Shortages of care staff, who support older or disabled people in the community, are causing major problems for hospitals, the BBC has learned.
NHS chief executives say rising numbers of patients are stuck in hospitals in England due to a lack of care staff.
The situation is "dire", according to NHS Providers, which represents health service trusts.
The government says extra funding and a regular recruitment drive will help boost the care workforce.
Care companies are facing acute problems in recruiting and retaining staff, according to a report which suggests there are now more unfilled care jobs than before the pandemic.
The annual Skills for Care workforce report is based on data provided by a representative sample of employers of England's 1.54 million care workers.
The researchers calculate that employers were failing to fill 8% of posts before the pandemic.
Figures obtained since suggest this had fallen to below 6% by June 2020 - but by August this year the trend had reversed with 8.2% of care sector roles unfilled.
This amounts to more than 100,000 posts with no-one to fill them, says Skills for Care.
Increasingly, care companies are forced to turn down work supporting patients as they move from hospital back to their own homes or care homes.
'Hundreds of beds blocked'
Those patients have to stay in hospital longer, putting more pressure on an NHS already struggling with Covid-19 and the waiting list backlog.
"We've just tipped over the point where delayed discharges are a bigger problem than Covid," said one hospital boss who asked not to be named.
"Roughly 100 beds blocked and domiciliary care providers are handing dozens of [patient care] packages back to the council as they don't have staff to deliver them," said another.
A third manager had 140 patients ready to leave hospital, but the carer shortage meant "patients are dying in hospital when their choice was home, a hospice or nursing home".
The anonymous comments from more than 20 hospital bosses were gathered by NHS Providers, in response to a BBC request for information.
The organisation's deputy chief executive, Saffron Cordery, said the delays are particularly worrying as winter is about to put extra pressure on services.
Not being able to leave hospital when they are ready can delay a patient's recovery and rehabilitation, said Ms Cordery, while those waiting for treatment face backlogs.
"It's vital that government delivers its commitment to place vital social care services onto a sustainable footing."
She also highlighted the need for "crucially - a sustainable workforce, properly valued and respected for this vitally important work".
Care companies say the main factors making it hard to find and keep staff are:
- burnout from the pandemic
- compulsory vaccinations
- higher pay available in other sectors as the economy picks up
In Sheffield, Tracey Hobson, a clinical manager at Northfield Nursing Home, says: "Recruitment is an absolute nightmare".
"You wake up in the morning and you're thinking, you know, I'm not going to be able to ensure that these people get the care that they deserve, and have enough staff to do it."
Tracey says the sector faces a national staff shortage.

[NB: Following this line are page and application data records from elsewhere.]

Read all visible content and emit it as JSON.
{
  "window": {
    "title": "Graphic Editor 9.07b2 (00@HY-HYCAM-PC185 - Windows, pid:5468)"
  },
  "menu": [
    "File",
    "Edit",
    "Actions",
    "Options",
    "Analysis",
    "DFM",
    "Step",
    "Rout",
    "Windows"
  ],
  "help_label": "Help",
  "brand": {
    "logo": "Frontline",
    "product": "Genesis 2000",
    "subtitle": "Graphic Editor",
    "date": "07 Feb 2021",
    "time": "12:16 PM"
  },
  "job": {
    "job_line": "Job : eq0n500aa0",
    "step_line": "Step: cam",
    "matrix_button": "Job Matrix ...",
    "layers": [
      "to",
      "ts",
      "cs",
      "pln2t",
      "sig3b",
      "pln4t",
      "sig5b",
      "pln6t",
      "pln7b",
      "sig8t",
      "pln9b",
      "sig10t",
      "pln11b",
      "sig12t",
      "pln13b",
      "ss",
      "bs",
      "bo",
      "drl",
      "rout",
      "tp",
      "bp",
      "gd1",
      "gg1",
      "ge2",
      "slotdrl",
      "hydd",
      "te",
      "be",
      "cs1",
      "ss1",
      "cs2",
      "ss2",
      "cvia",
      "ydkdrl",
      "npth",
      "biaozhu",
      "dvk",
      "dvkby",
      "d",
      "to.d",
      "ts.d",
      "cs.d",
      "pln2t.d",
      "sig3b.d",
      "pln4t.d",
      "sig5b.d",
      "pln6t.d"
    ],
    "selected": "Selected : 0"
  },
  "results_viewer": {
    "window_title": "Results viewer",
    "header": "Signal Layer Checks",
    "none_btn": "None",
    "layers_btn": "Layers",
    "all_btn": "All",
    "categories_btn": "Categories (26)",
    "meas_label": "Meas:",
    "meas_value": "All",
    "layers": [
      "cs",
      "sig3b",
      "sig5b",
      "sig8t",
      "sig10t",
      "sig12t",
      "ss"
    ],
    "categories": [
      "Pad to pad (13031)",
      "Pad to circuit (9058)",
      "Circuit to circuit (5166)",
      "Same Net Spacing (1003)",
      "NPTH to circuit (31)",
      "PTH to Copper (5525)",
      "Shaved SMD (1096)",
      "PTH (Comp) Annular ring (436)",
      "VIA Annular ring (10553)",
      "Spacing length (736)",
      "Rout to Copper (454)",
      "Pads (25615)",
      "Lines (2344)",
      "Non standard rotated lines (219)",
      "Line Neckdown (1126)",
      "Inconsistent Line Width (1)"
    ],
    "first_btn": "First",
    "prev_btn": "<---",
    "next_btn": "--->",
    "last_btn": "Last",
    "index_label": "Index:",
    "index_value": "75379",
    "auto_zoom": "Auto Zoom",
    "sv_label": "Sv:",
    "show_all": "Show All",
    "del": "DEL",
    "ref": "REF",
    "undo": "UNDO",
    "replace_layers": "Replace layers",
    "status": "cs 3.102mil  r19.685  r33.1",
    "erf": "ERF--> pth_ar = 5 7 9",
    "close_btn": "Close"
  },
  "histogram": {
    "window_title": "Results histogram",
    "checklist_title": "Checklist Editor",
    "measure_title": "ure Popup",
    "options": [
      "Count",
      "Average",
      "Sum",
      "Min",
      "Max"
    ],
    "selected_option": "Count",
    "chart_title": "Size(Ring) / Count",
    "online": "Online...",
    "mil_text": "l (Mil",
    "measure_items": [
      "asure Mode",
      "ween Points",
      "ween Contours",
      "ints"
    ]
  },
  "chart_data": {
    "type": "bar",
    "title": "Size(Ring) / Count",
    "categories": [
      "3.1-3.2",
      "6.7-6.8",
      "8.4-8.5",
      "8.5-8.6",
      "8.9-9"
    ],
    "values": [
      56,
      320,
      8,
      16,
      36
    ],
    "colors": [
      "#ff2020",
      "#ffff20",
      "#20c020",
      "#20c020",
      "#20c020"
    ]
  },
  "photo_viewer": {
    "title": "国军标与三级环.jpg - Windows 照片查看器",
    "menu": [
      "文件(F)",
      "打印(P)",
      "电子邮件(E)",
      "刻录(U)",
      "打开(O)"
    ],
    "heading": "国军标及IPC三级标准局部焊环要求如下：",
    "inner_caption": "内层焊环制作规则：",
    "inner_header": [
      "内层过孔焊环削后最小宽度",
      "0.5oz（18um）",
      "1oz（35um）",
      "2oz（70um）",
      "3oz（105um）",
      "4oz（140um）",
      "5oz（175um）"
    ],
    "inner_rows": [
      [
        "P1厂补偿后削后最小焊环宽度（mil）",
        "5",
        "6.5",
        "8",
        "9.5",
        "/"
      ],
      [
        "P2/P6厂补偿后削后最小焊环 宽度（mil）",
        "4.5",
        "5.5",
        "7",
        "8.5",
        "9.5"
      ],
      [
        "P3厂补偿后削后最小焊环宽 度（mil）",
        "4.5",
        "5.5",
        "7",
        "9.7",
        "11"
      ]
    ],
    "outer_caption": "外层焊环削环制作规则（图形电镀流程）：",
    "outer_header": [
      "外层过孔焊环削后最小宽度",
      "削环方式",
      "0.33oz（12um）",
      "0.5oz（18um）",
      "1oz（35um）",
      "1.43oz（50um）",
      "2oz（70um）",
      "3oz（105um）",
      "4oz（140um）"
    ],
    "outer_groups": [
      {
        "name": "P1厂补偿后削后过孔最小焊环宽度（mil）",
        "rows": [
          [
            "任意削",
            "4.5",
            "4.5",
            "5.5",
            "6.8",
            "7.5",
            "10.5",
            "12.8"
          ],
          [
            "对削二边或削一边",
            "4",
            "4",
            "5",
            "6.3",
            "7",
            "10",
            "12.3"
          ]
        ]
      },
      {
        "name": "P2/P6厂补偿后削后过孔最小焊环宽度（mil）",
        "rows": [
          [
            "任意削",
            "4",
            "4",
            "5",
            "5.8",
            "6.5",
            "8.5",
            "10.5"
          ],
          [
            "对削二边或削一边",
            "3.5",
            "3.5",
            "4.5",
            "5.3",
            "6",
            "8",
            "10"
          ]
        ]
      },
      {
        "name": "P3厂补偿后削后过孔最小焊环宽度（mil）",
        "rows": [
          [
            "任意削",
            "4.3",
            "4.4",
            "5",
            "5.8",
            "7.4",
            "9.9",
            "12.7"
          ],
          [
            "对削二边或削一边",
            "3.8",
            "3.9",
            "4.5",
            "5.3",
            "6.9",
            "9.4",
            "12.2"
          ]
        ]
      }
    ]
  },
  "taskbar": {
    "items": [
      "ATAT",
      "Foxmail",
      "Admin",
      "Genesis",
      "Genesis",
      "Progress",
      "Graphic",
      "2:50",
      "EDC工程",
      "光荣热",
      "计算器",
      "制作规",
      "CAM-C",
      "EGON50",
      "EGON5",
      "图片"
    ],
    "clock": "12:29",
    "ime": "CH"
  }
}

She personally receives about 20 messages each day from recruitment agencies, desperate to hire her.
"You know, I've got a job. I'm looking after people to the best of my ability."
In Buckinghamshire, Dr Kris Owden runs Caremark Aylesbury and is also a doctor who worked on hospital wards during the pandemic.
The firm pays relatively well and has managed to recruit enough new staff to replace most of those leaving but Dr Owden says they are still overstretched and have to refuse up to eight new people needing care each day.
"For us to be in this position before the winter, before the Christmas period is terrifying," he said.
He says a properly resourced care system would take pressure off the NHS and wants to see carers paid better, with a proper career structure and recognition of their skills.
Among his senior staff, supervisor Charlotte Backhouse and manager Vicky Hartgill - who are both normally office-based - are having to step in and do front-line work.
On top of her regular job, Vicky worked through the weekend and on Monday had an 05:00 start. Although she loves seeing clients, she says she is "shattered".
She added: "We need to be able to recruit, we need to be able to recruit in a safe way and just have a bigger workforce.
"We do have to pick up the phone and change times. We do have to be creative with the care that we provide - and until we can get some more people through the door to support us, that's the way things will have to stay."
A Department of Health and Social Care spokesman said: "We appreciate the dedication and tireless efforts of care workers throughout the Covid-19 pandemic and beyond.
"We are providing at least £500m to support the care workforce as part of the £5.4bn to reform social care.
"We are also working to ensure we have the right number of staff with the skills to deliver high quality care to meet increasing demands.
"This includes running regular national recruitment campaigns and providing councils with over £1bn of additional funding for social care this year."